Zurück zur Brustkrebsvorsorge: Laut dem Swiss Medical Board bringt eine Mammografie eine Strahlenbelastung von 0,44 bis 0,56 Millisievert, laut radiologischer Gesellschaft dürften es bei optimaler Anwendung eigentlich nur 0,11 Millisievert sein.

Reihenuntersuchungen steht Walter skeptisch gegenüber. Es bräuchte mindestens – wie dies auch das Medical Board verlangt – eine gezielte Begleitung durch die HausärztInnen, was heute oft nicht passiert.

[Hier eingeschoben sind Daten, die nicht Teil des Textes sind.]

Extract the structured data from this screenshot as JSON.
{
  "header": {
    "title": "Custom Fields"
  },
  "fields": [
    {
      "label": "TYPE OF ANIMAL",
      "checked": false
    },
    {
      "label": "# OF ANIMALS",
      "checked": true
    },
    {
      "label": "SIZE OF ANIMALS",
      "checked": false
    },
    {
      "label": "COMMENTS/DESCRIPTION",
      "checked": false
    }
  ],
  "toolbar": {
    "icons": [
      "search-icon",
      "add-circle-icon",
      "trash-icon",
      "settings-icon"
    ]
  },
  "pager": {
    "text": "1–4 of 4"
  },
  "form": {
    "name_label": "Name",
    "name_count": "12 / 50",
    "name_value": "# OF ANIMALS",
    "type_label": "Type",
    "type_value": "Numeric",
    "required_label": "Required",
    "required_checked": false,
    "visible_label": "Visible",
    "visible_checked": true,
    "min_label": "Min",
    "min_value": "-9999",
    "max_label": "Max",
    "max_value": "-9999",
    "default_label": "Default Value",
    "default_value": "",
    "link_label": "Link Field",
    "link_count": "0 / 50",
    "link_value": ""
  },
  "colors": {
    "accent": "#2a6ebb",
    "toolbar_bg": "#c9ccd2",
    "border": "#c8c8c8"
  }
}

Walter rät den Frauen, Brustuntersuchungen zuerst mit Methoden machen zu lassen, die ganz ohne Strahlung auskommen (wie Magnetresonanz oder Ultraschall). Eine Mammografie sei nur zu rechtfertigen, wenn die strahlungsfreien Diagnosemethoden eine Krebserkrankung nicht eindeutig ausschliessen könnten.

Manche Frauen erben ein «Brustkrebsgen». Ihr Risiko, an Brustkrebs zu erkranken, ist massiv erhöht, weshalb sich zum Beispiel Angelina Jolie vorsorglich die Brüste amputieren liess. Doch ausgerechnet bei ihnen ist die Gefahr besonders gross, dass die Röntgenuntersuchung den Krebs erst auslöst. Deshalb raten Walter und Knüsli diesen Frauen unbedingt zu strahlenfreien Diagnosemethoden.